The outbreak occurred in Tan Binh in Tra Vinh province, in the far southern Mekong Delta region of the country. Of 1,100 susceptible birds, 796 were infected and died, for apparent morbidity and mortality rates of 72.36%. The remaining 304 birds were destroyed.
Control measures applied included vaccination, disinfection, and surveillance, according to the report.
The most recent previous H5N1 outbreak in Vietnam was reported in December 2015, but the country has battled a handful of H5N6 outbreaks this year.
Feb 26 OIE report
Dutch researchers note societal impact of ILI in families with preschoolers
Influenza-like illness (ILI) in preschool children has considerable societal impact in terms of healthcare consumption as well as lost work time for parents, found a Dutch study published in the March issue of Pediatric Infectious Disease Journal.
The study population comprised 8,768 child-parent pairs in randomly selected households with preschool children in the Netherlands. Surveys were administered from October 2012 to October 2014 to determine the frequency of flu-like symptoms, related medical care, and lost time at work or in daycare.
The monthly incidence of ILI was estimated at 13.2% in parents and 21.6% in children, for an overall rate of 1.72 episodes per parent-year (95% confidence interval [CI], 1.61-1.84) and 2.81 per child-year (95% CI, 2.70-2.93). The rates peaked in winter and were higher than those found in surveys of the general Dutch population in previous years, say the authors.

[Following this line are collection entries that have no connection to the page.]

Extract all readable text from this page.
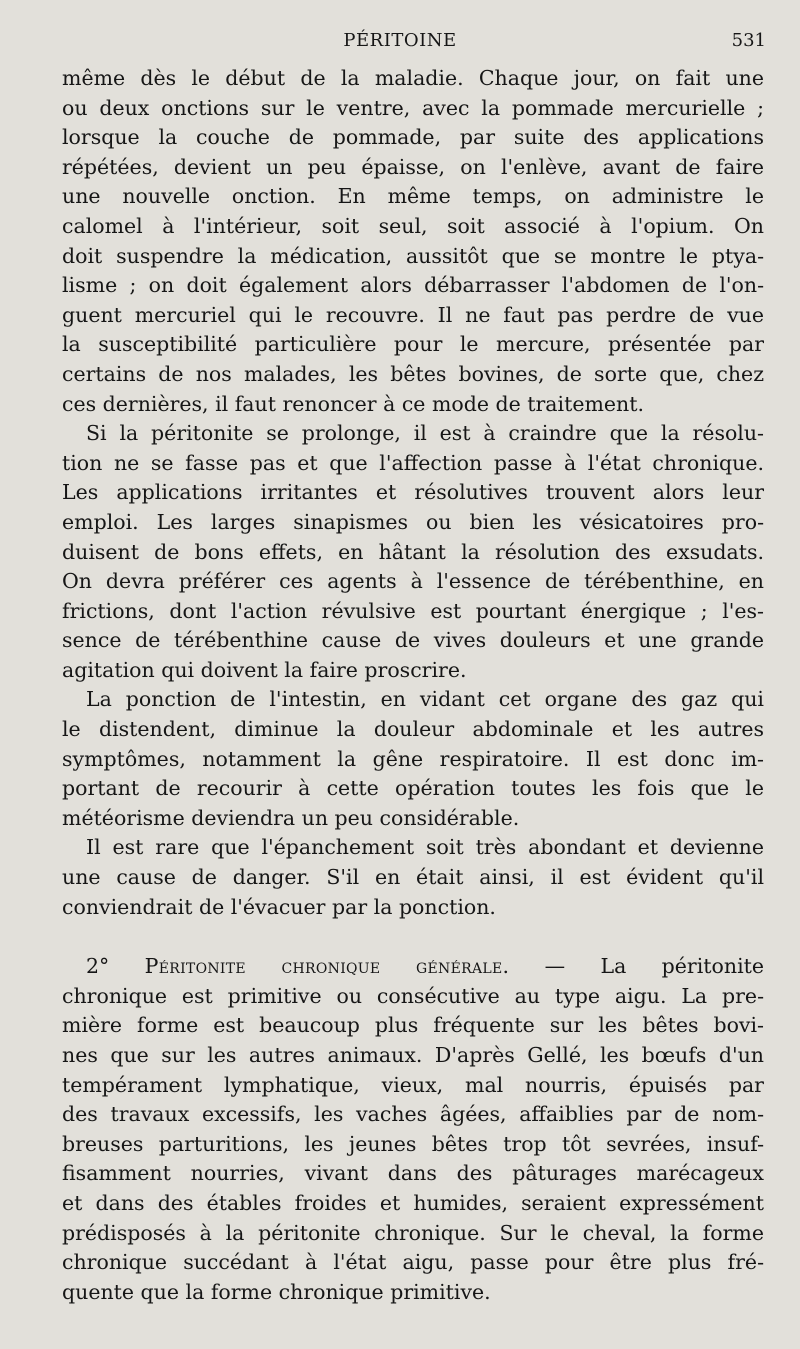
PÉRITOINE	531
même dès le début de la maladie. Chaque jour, on fait une
ou deux onctions sur le ventre, avec la pommade mercurielle ;
lorsque la couche de pommade, par suite des applications
répétées, devient un peu épaisse, on l'enlève, avant de faire
une nouvelle onction. En même temps, on administre le
calomel à l'intérieur, soit seul, soit associé à l'opium. On
doit suspendre la médication, aussitôt que se montre le ptya-
lisme ; on doit également alors débarrasser l'abdomen de l'on-
guent mercuriel qui le recouvre. Il ne faut pas perdre de vue
la susceptibilité particulière pour le mercure, présentée par
certains de nos malades, les bêtes bovines, de sorte que, chez
ces dernières, il faut renoncer à ce mode de traitement.
Si la péritonite se prolonge, il est à craindre que la résolu-
tion ne se fasse pas et que l'affection passe à l'état chronique.
Les applications irritantes et résolutives trouvent alors leur
emploi. Les larges sinapismes ou bien les vésicatoires pro-
duisent de bons effets, en hâtant la résolution des exsudats.
On devra préférer ces agents à l'essence de térébenthine, en
frictions, dont l'action révulsive est pourtant énergique ; l'es-
sence de térébenthine cause de vives douleurs et une grande
agitation qui doivent la faire proscrire.
La ponction de l'intestin, en vidant cet organe des gaz qui
le distendent, diminue la douleur abdominale et les autres
symptômes, notamment la gêne respiratoire. Il est donc im-
portant de recourir à cette opération toutes les fois que le
météorisme deviendra un peu considérable.
Il est rare que l'épanchement soit très abondant et devienne
une cause de danger. S'il en était ainsi, il est évident qu'il
conviendrait de l'évacuer par la ponction.
2° Péritonite chronique générale. — La péritonite
chronique est primitive ou consécutive au type aigu. La pre-
mière forme est beaucoup plus fréquente sur les bêtes bovi-
nes que sur les autres animaux. D'après Gellé, les bœufs d'un
tempérament lymphatique, vieux, mal nourris, épuisés par
des travaux excessifs, les vaches âgées, affaiblies par de nom-
breuses parturitions, les jeunes bêtes trop tôt sevrées, insuf-
fisamment nourries, vivant dans des pâturages marécageux
et dans des étables froides et humides, seraient expressément
prédisposés à la péritonite chronique. Sur le cheval, la forme
chronique succédant à l'état aigu, passe pour être plus fré-
quente que la forme chronique primitive.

Among the child-parent pairs with ILI episodes, 35.7% sought medical care for children and 17.7% for parents. Median duration of symptoms was 6 days for parents and 5 days for children.
Work absenteeism was reported by 45.7% of parents with ILI (median workdays lost, 2); absenteeism from daycare was reported for 22.8% of children with ILI (median days missed, 1). About one third of parents and children with ILI took medications.
Risk factors for ILI noted by the researchers included chronic respiratory symptoms, developmental disabilities, parental occupation in healthcare or child care, more than one child in the family, and attendance at daycare for a year or less. Daycare attendance for more than 2 years afforded some ILI protection, as did breastfeeding in infants 6 months of age or younger.